Axillary shoot proliferation
The axillary shoots of E. excelsum were subcultured in South China Botanical Garden (Guangzhou, China) on Woody Plant Medium38 supplemented with 1.0 mg/L 6-benzyladenine (BA) and 0.2 mg/L α-naphthaleneacetic acid (NAA) for over four years18. The earlier seeds and seedlings were fetched and identified by Prof. Huagu Ye and planted in SCBG. He has collected available specimen (number: 0276615-0276621) in SCBG herbarium. The axillary shoots originated from nodes culture from the stems of younglings which grew in South China Botanical Garden and it has been supported by our institute permission and all the collection comply with relevant institutional, national, and international guidelines and legislation and all methods performed in this study are in accordance with the relevant guidelines and regulations18.
As the stems developed, new axillary shoots were cut and transferred to fresh WPM with 1.0 mg/L BA, 0.2 mg/L NAA, 20 g/L sucrose and 6.0 g/L agar (Solarbio, Beijin, China) (pH 6.0) to proliferate shoots (Fig. 1a). All media were sterilized at 105 kPa and 121°C for 20 min. Culture jars were placed in a 25±1°C culture room under a 12-h photoperiod with a photosynthetic photon flux density of 80 μM m−2 s−1 emitted by 40 W fluorescent lights (Philips, Tianjing, China) 18. Each culture jar contained three multiple shoot clusters that were subcultured onto the same WPM every two months, and continuously subcultured on fresh WPM for over three years, allowing sufficient stock material to be produced (over 20-fold) in that period, for the following assays.
Effect of plant growth regulators on induction of callus and shoots
Leaves and petioles excised from axillary shoots were inoculated onto several WPM-based media to induce callus and shoots (Table 1). After culture for 6 weeks, the induction of callus, shoots or SELSs was investigated. In the latter two, numbers were assessed per callus clump of the same size. Each treatment contained 10 jars with three leaf or petiole explants per jar. For WPM with 1.0 mg/L 2,4-D treatment, the number of leaf and petiole explants was increased to more than 180 for each treatment since callus derived from this treatment was used for subsequent experiments. After culture for 6 weeks, the induction of callus, shoots or somatic embryos was investigated.
Callus differentiation
Leaf- and petiole-derived callus originating from culture on WPM with 1.0 mg/L 2,4-D (Table 1) for 6 weeks was transferred to WPM-based media in an attempt to differentiate it (Table 2). Each treatment contained 10 jars with three callus clumps of the same size per jar. After 4 weeks, callus differentiation was investigated under a stereomicroscope (Nikon SMZ745T, Tokyo, Japan).

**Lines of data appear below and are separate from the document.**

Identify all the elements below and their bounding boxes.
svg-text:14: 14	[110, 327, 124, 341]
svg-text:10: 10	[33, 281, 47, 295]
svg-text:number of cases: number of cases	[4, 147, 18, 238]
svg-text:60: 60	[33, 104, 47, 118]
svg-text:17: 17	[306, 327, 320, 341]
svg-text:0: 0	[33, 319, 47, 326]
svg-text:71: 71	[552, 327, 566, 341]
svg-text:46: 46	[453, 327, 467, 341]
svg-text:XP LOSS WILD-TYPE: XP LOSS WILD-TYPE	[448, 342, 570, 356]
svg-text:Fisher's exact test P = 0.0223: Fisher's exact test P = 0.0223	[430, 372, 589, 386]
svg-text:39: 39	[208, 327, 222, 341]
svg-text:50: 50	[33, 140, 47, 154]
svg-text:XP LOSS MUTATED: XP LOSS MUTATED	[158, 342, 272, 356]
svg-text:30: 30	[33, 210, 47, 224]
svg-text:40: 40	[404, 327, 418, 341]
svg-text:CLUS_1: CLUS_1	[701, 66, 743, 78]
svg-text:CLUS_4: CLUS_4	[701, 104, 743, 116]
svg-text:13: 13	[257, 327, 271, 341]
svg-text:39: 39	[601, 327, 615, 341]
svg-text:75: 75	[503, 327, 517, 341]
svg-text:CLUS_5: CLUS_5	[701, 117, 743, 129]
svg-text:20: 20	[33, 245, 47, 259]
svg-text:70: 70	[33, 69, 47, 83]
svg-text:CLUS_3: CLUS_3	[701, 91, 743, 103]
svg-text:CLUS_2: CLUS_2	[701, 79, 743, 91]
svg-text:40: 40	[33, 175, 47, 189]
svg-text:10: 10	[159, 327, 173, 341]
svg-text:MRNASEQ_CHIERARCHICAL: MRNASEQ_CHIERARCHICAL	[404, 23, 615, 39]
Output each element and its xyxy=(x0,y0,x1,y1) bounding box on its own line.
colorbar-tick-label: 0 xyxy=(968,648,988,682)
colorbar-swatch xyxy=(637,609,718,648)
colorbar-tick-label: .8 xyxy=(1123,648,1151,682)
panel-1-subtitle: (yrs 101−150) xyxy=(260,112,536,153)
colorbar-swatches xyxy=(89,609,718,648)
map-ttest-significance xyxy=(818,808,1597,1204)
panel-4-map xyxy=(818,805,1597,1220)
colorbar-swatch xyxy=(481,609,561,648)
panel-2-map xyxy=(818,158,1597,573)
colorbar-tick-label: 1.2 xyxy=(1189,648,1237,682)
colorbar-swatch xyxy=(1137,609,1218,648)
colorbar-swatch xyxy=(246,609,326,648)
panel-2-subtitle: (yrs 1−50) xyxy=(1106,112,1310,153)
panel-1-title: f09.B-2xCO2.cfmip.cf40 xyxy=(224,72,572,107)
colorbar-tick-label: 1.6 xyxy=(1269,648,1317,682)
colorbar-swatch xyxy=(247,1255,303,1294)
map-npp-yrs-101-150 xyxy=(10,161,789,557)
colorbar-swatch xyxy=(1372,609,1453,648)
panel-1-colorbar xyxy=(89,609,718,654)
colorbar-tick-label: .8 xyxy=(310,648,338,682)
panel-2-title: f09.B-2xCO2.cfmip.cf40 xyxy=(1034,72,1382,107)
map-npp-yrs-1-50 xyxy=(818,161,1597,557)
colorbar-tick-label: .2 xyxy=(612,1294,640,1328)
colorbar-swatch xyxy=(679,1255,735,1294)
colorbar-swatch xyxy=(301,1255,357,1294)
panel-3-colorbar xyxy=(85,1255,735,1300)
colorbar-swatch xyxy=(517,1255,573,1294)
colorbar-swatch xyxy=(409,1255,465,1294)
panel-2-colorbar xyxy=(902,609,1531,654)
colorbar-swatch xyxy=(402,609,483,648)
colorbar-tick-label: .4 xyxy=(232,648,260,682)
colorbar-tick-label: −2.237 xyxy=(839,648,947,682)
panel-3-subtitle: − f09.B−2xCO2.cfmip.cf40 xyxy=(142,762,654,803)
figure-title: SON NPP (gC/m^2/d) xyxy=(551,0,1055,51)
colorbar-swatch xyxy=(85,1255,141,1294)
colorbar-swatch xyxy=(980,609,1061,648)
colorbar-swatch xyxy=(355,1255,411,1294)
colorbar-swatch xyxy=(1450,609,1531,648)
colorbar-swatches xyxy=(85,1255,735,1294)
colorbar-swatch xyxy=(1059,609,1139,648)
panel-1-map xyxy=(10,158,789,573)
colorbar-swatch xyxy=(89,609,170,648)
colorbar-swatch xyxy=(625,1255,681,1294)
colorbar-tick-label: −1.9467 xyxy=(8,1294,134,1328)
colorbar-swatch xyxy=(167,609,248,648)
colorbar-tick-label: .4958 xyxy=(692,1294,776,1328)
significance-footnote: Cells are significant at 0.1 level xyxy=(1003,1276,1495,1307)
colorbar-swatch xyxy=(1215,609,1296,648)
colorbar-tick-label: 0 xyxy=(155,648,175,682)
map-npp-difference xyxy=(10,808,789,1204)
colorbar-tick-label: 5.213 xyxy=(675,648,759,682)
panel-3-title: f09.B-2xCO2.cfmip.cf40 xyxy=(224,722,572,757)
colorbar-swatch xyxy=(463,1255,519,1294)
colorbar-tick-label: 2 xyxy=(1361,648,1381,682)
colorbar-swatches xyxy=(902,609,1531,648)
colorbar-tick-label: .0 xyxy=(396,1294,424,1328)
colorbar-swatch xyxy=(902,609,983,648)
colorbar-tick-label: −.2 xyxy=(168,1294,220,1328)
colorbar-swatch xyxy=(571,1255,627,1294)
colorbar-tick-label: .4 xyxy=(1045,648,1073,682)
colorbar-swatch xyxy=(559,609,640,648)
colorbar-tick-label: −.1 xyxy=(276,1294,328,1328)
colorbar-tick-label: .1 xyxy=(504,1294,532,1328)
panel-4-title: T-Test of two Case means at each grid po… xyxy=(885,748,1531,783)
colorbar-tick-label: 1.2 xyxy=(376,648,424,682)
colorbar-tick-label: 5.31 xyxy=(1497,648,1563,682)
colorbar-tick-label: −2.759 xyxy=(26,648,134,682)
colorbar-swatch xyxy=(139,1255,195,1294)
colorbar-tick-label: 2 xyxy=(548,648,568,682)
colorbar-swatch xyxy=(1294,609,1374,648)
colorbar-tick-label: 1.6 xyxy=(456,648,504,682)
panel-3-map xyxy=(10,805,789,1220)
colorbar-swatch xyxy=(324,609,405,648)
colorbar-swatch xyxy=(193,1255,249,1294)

Recovery of somatic embryos
Somatic embryos were cultured on PGR-free WPM with half-strength (micro- and macro-nutrients) (½WPM) or on ½WPM supplemented with 0.2 mg/L NAA or for 4 weeks to allow the somatic embryos to further differentiate and develop. Once SELSs rooted and attained 2 cm in length, they were transferred to plastic bags (12 cm high; 10 cm diameter) with peat: sand (1:1, v/v) and placed in plastic tetragon trays (50 cm length; 30 cm width; 10 cm height) in the controlled greenhouse with temperature at 20-28oC, the greatest nature light intensity at 200 μM m−2 s−1 in the noon and relative humidity at 60-95%. The trays were watered with tap water once daily, every morning. One and three months after transplantation, survival percentage was calculated as (number of plantlets that survived / total transplanted plantlets) × 100%.
Rooting of adventitious shoots
Callus clumps from which adventitious shoots developed were transferred to WPM with 1.0 mg/L BA and 0.2 mg/L NAA for 6 weeks. Single shoots (3 cm high) were excised and inoculated onto WPM with 0.5 mg/L NAA and 11.0 g/L vermiculite per jar (5 shoots/culture jar).
Acclimatization and transplantation
Plants that formed from adventitious shoots and that rooted well in vermiculite-based culture were transferred to plastic bags (12 cm high; 10 cm diameter) filled with peat: sand (1:1, v/v), with one plantlet per bag, and placed in a greenhouse under the conditions indicated above. Plastic bags were placed in plastic tetragon trays (50 cm length; 30 cm width; 10 cm height). Over 100 bags were sprayed daily with 100 mL of tap water at 8:00 a.m. One and three months after transplantation, survival percentage was calculated as indicated above.
Statistical analyses
Experiments were repeated in triplicate. Experimental data were statistically analyzed in SPSS 19.0 software (IBM, New York, NY, USA). After separating means – represented in tables as the mean ± standard errors (SE) – by analysis of variance, Duncan’s multiple range test (DMRT) was used to assess significant differences between means (P≤0.05).